The poor mother, becoming alarmed at his disappearance, offered a small sum of money to any one who would find the boy and bring him home. The peasants of the village scattered themselves among the mountains, caught the runaway, and at the mother’s request took him to the monks of St. Luke’s monastery to have the devil exorcised out of him, for she believed he must be mad. But Nicolas in his cave had one night seen come to him an old man of venerable aspect, with long beard and white hair, stark naked,[16] who bade him be of good cheer, and pursue his admirable course of conduct. The monks of Sterium brought him into the church and endeavoured to exorcise the demon, first with prayers, and afterwards with kicks and blows. Nicolas rushed from the gates of the church shrieking, “Kyrie eleison!” He was brought back and shut up in a tower, with a slab of stone against the door, to keep him in. During the night the sleep of the monks was broken by the muffled cries of “Kyrie eleison!” issuing from the old tower. A thunderstorm burst over the monastery at midnight, and Nicolas dashed the door open, threw down the stone, and leaped forth, shouting between the thunder crashes, “Kyrie eleison!” The monks caught him, put shackles on his wrists, and thrust him into a cell. As they sat next day at their meal in the refectory, the door flew open, and in stalked Nicolas with the chains broken in his hands; he clashed them down on the table before their eyes, and shouted “Kyrie eleison!” till the rafters and walls shook again. The monks rose from table, and thrust him forth, whilst they proceeded with their meal.
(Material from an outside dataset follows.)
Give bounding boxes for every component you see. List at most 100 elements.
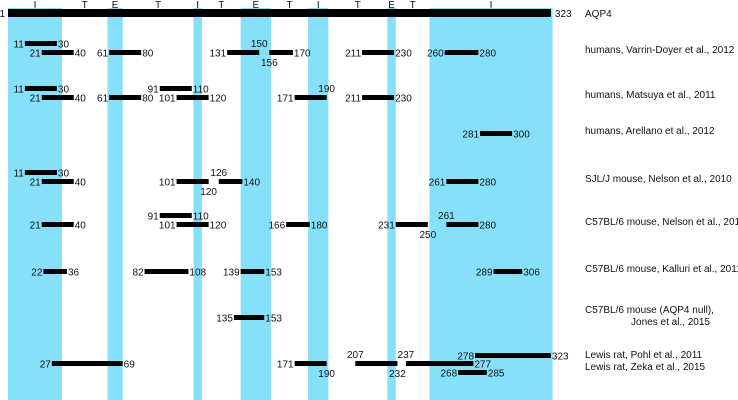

Nicolas ran to the church, scrambled up the walls—how no one knew; his biographer Bartholomew thinks he must have swarmed up a sunbeam—reached the dome, and mounting to the apex, began to shout his supplication, “Kyrie eleison!”

In the meantime the monks had retired for their nap after dinner, when the reiterated cries from the top of the church cupola roused them and made sleep impossible. They came forth in great excitement. One, by order of the hegumen, or abbot, took a stout stick, and ascending to the roof by a spiral staircase, crawled after the boy, reached him, dislodged him, and with furious blows drove him off the roof.[17]

The monks now thought the best thing they could do would be to get summarily rid of the maniac by drowning. Papebroeck, the Bollandist, at this point appends the curious note: “If amongst ourselves, better instructed, it is customary to suffocate those who have been bitten by a mad dog—an atrocious custom—lest they should bite and hurt others, and this is regarded as a rough sort of mercy, is it any wonder that these rude monks should have supposed it proper to make away with a madman upon whom exorcism had failed to produce any effect?”

The monks accordingly tied the hands and feet of Nicolas, drew him down to the shore, threw him into a boat, rowed some way out to sea, and flung him overboard.

But Nicolas broke his bonds,[18] as he had shivered the shackles, and swimming ashore, reached land before the monks, and mounting a rock, roared to them as his greeting, “Kyrie eleison!”

The monks despaired of doing anything to him, and abandoned him to follow his own devices. He ran wild among the mountains, and constructed a little hut of logs and wattled branches for his residence. One day he descended to his mother’s house and carried off a hatchet, a knife, and a saw, and amused himself fashioning crosses out of the wood of the cedars he cut down, and erecting them on the summit of rocks inaccessible to every one else.

On another occasion he carried off his brother; but the boy was so frightened at the wild gestures and cries of Nicolas, that he refused to remain more than a night in his cell and ran away home, to the inexpressible relief of his mother.

Nicolas rambled over the country, dirty, dishevelled, and naked, asking and enforcing alms. He was well known to the monks of the monasteries throughout the neighbourhood as an importunate beggar at their doors. The lonely traveller hastily flung him an offering, glad to escape so easily. On one occasion Nicolas waylaid the steward of the monastery of Sterium, and arresting the horse he rode, reproached him with stinginess. The monk, who was armed with a cudgel, bounded from his saddle, fell on Nicolas, and beat him unmercifully, then mounted and joyfully pursued his road.

Nicolas picked himself up, and followed him at a distance with aching bones to the village where the steward slept that night. Then, stealing to his bedside in the dark, he roared into his ear, “Kyrie eleison!” and woke him with a start of terror.